Interesting discussion in staff room the other day: The assertion was made that we should rethink the term "Special Education Student" because "Aren't all students 'special'?" The proposition is that we should eliminate the term in everyday speech, although we would have to keep the term for government funding. Essentially, then, should we just keep the term "on paper"? (If that is even possible, for how can term still exist, but never be spoken? Is it possible to have a word exist only as a term for one purpose, i.e., government funding, but not exist at all outside that purpose?)
What is at the heart of this discussion? We want to embrace inclusion, especially as a Christian community, and reject exclusion, which is anti-Christian by definition. (Then there can rise the whole side discussion, which came up after awhile during this staff room discussion, of how different Christian groups do practice exclusion, i.e., Anabaptist churches not allowing membership to persons only baptized as infants.) We want to embrace the whole and resist the labels that lead to defining some group as "the excluded".

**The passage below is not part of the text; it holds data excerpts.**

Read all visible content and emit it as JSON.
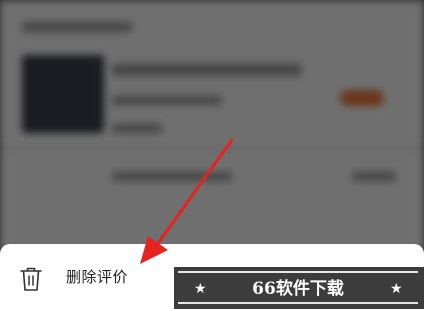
{
  "action_sheet": {
    "items": [
      {
        "label": "删除评价",
        "icon": "trash-icon"
      }
    ]
  },
  "annotation": {
    "arrow_color": "#e8231f"
  },
  "watermark": {
    "text": "66软件下载",
    "star_left": "★",
    "star_right": "★"
  },
  "colors": {
    "overlay": "rgba(0,0,0,0.55)",
    "sheet_background": "#ffffff",
    "watermark_background": "#3c3c3c"
  }
}
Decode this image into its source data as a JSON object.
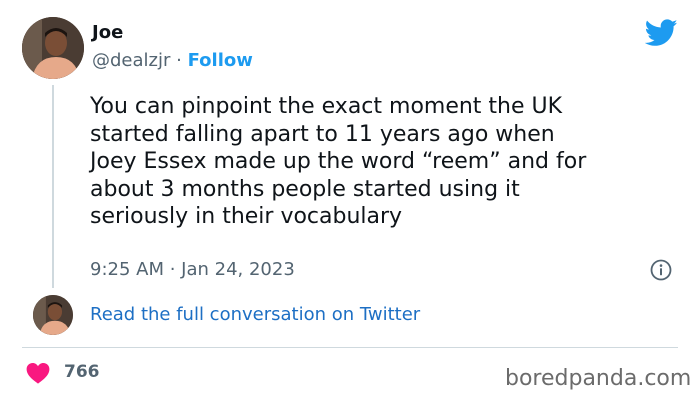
{
  "author": {
    "name": "Joe",
    "handle": "@dealzjr",
    "separator": "·",
    "follow_label": "Follow"
  },
  "tweet": {
    "text": "You can pinpoint the exact moment the UK\nstarted falling apart to 11 years ago when\nJoey Essex made up the word “reem” and for\nabout 3 months people started using it\nseriously in their vocabulary",
    "timestamp": "9:25 AM · Jan 24, 2023"
  },
  "conversation_link": "Read the full conversation on Twitter",
  "engagement": {
    "like_count": "766"
  },
  "watermark": "boredpanda.com",
  "colors": {
    "accent": "#1d9bf0",
    "link": "#1d6fc4",
    "heart": "#f91880",
    "muted": "#536471"
  },
  "icons": {
    "brand": "twitter-bird-icon",
    "info": "info-icon",
    "like": "heart-icon"
  }
}
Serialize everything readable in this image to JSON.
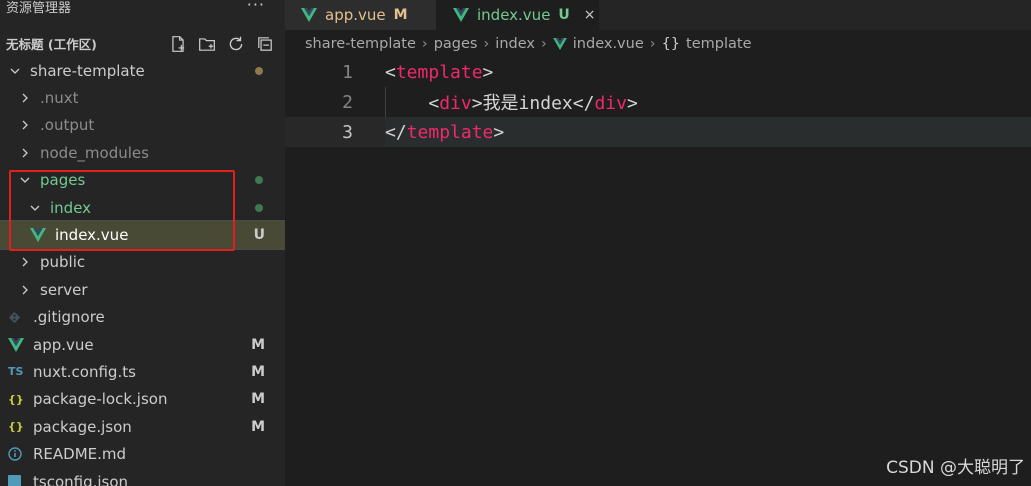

Which brings me to another thought and that is how much I am becoming interested in how we use the word "they" and "them" in everyday discussion. Listen for it. Especially try to determine the assumptions behind the use of the word. As Christians we are told there is no distinction between classes, gender, etc. so we struggle with the use of the word "them" In the same discussion a definite line was drawn between Muslim and Christian, for example. Are those of the Muslim faith to be "them"? Is "they" just our common phrase identifying the Other? Aren't we supposed to embrace and include the Other?
We are told constantly in Christian circles that all are made in the image of God and therefore "we" share a commonality with "they" "They" is "us" for all purposes.